Suing a business might seem like a daunting task. The process server will be able to determine the correct person to be served on behalf of the business entity.
Who is Served?
As mentioned, it depends on the organization of the business. Take a look at the list below:
- Sole proprietorship: Serve owner
- Partnership: Serve one or more partners
- Limited partnership: Serve the partner who’s in-charge of running the business/agent for service of process
- Corporation (profit/non-profit): Serve an officer/Agent for service of process
- Limited liability company: Same as corporation
- In the alternative: If none of the above are available, you may serve the “person in charge at the time of service.” This includes a receptionist, key employee, or security guard if they deny the process server access to the person to be served.

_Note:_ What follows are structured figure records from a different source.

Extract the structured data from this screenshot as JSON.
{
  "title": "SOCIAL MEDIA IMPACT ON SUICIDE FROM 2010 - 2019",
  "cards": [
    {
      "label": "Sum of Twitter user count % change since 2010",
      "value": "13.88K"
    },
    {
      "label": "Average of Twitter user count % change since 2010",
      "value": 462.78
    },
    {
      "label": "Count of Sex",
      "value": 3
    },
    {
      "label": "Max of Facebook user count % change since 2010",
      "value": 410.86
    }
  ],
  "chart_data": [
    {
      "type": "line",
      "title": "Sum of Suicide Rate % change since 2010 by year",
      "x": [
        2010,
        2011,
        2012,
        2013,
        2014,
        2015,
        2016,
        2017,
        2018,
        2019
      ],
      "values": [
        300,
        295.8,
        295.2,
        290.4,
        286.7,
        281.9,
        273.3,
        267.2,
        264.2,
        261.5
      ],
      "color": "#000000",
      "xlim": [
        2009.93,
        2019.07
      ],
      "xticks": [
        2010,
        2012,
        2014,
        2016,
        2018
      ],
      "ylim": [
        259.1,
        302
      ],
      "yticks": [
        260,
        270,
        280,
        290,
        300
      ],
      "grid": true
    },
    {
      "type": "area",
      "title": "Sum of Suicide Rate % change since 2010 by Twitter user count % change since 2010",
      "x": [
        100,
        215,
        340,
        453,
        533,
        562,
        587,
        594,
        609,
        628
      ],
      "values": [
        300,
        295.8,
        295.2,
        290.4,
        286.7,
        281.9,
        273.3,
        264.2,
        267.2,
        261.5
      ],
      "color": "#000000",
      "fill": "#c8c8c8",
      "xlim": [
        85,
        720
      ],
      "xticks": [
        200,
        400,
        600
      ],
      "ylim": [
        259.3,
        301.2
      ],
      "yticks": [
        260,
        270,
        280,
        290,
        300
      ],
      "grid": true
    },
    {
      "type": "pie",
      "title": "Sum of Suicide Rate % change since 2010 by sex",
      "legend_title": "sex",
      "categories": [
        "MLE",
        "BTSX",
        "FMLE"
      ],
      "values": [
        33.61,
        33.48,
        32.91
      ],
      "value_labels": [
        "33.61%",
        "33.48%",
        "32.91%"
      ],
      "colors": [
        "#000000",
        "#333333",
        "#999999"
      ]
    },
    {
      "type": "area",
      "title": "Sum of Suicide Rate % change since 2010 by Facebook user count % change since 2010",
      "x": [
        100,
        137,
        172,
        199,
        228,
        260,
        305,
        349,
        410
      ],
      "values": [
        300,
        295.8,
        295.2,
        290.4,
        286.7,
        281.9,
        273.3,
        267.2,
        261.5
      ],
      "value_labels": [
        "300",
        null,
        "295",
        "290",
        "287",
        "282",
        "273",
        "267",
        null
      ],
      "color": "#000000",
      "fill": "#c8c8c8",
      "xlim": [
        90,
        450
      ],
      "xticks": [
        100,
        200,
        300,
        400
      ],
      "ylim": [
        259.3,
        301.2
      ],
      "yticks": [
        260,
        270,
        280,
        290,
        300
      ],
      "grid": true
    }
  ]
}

If you’re not sure who the officer of the business is, call the business and ask! An alternative is to get this information from the office of the secretary of state for the state where the defendant is located.
Substituted or Personal Service
If you engage in personal service, the claim and summons must be given to the defendant. That means you just cannot put it in the defendant’s mailbox and leave. If the defendant refuses to accept the paper, put it down and leave. The service is valid and accomplished. If the person is not available, the process server leaves the papers at the business during business hours with the person in charge (substituted service). A copy of the summons and complaint must be served at the same address.
Post Office Box or PO Box
If the person or company you want to serve has a PO box, you need their street address to serve them. A process server will be able to obtain a street address from the Post Office by submitting a USPS form. There is a small fee for this process.
Proof of Service
A Proof of Service has to be filed with the court clerk once the service is completed. The Proof of Service form is signed by the person conducting the service.